Scaling ML Workloads Using Nvidia Triton Inference Server

Machine learning (ML) models require a lot of computational power and memory to work. So when a model has several requests to handle, the workload must be distributed among available resources for maximum performance. Equally important is optimization, which helps reduce latency and enhance inference speed, crucial for real-time applications. Through efficient resource distribution and optimization, we can ensure fast, cost-effective, and reliable model hosting.

Scaling machine learning workloads, however, involves multiple complexities.

Data complexity: Storing, versioning, and processing vast amounts of diverse data required to train ML models presents infrastructure, data quality, and cost challenges.
Complex pipeline and algorithms: Intricate data pipelines and algorithms demand significant computational power.
Complexity vs performance: Models with millions of parameters demand substantial resources. Balancing model complexity and computational limits can be tricky.
Distributed computing and scaling: Scaling ML models requires distributed systems, which introduces challenges in data synchronization, latency, and consistency across nodes.

In this article, we will explore ways we can maximize the performance of available hardware resources using Nvidia Triton Inference Server, an open-source software that standardizes AI model deployment and execution.

Setting up Triton

Triton requires a model repository, where each model has its own directory. Inside the model directory, are versioned subfolders that store the model files. A sample directory structure for the model repository is given below.

models/                    
└── object_detection/          
    ├── 1/ 
    |   └── model.pt           
    └── config.pbtxt

For the purpose of this post, we will use an image input of size 640x640 with 3 channels as an example. Let’s look at the basic configuration required to host a model with Triton.

config.pbtxt  
---------------------------------------------------------------------                                                                     
name: "object_detection"
platform: "pytorch_libtorch"
max_batch_size: 8

input [
    {
        name: "input_1"
        data_type: TYPE_FP32
        dims: [ 3, 640, 640 ]

    }
]

output [
    {
        name: "output__pred_boxes"
        data_type: TYPE_FP32
        dims: [-1]
    }
]

Memory Optimization

Limiting the Models Running on Triton

By default, Triton runs every model stored in the model directory, which can lead to unnecessary memory usage. To optimize memory consumption, you can load the specific model you need by using the load model argument while starting the Triton server.

The following example shows how to run only a model named ‘object_detection’ in the Triton server. You can also configure multiple models specifying their names.
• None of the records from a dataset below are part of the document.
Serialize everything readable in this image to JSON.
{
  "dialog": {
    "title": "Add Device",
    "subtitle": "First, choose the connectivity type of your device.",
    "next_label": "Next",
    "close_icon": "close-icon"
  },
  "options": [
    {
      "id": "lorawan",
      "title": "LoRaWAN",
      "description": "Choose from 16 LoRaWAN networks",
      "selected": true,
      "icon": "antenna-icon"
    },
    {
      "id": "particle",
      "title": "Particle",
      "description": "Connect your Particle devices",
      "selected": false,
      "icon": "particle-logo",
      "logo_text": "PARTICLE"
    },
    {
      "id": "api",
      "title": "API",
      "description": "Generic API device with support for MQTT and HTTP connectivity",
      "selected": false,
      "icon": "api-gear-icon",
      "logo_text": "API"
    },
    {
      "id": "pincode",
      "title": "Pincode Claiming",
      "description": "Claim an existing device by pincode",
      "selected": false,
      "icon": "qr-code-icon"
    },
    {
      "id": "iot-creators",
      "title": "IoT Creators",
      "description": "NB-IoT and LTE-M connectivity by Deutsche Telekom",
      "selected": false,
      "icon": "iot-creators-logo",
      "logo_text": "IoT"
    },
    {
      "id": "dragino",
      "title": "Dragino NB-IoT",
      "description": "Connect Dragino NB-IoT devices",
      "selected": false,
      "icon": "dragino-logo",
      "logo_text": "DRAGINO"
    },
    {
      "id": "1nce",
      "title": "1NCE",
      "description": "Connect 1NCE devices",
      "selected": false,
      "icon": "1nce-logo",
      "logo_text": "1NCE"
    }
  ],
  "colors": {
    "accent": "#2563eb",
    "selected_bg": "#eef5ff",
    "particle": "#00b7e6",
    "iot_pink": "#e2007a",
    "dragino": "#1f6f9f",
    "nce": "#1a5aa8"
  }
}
docker run --rm -p8000:8000 -v ./models:/models 
nvcr.io/nvidia/tritonserver:22.12-py3 tritonserver
--model-store=/models  --model-control-mode=explicit 
--load-model=object_detection

Limiting the Number of Model Versions

Triton typically runs all model versions in the server's model directory. To limit memory usage, you can restrict older model versions from being hosted on the server by adding version policy configuration to model.pbtxt as follows:

version_policy: { 
    latest: { 
        num_versions: 1
    }
}

This will host the last n version (one in the above example) of the models in the model repository. Alternatively, you can choose to host specific versions as well using the below configuration:

version_policy: { 
     specific: { 
        versions: [1,3]
     }
}

Performance Optimization

Running Multiple Instances of the Model

Running multiple instances of a model reduces latency and increases throughput, as multiple instances can handle requests simultaneously. By default, Triton hosts a single instance of a model, but you can configure the number of instances using instance group configuration. The below configuration will host two instances of the model.

instance_group [ 
    { 
        count: 2 
        kind: KIND_GPU
    }
]

Triton will automatically deploy the model on available GPU. But you can specify which GPU each instance of the model should use.

instance_group [
    {
        count: 1
        kind: KIND_GPU
        gpus: [ 0 ]
    },
    {
        count: 2
        kind: KIND_GPU
        gpus: [ 1, 2 ]
    }
]

This configuration will place one execution instance on GPU 0 and two execution instances on GPUs 1 and 2. Typically, having multiple instances of a model will improve performance because it allows overlap of memory transfer operations (for example, CPU to/from GPU) with inference compute. Multiple instances also improve GPU utilization by allowing more inference work to be executed simultaneously on the GPU, making efficient use of available resources.

Batching Inputs

To process multiple inputs as a batch, modify the input dimensions.

input [
    {
        name: "input_1"
        data_type: TYPE_FP32
        dims: [ 3, 640, 640, -1 ]

    }
]

Increase dimension by one to enable batching. You can either specify the batch size or if the size varies, you can leave it as -1 as shown above. You will have to do the same with the output dimension as well.

Dynamic Batching

Triton implements multiple scheduling and batching algorithms, including a dynamic batcher that combines individual inference requests to improve throughput.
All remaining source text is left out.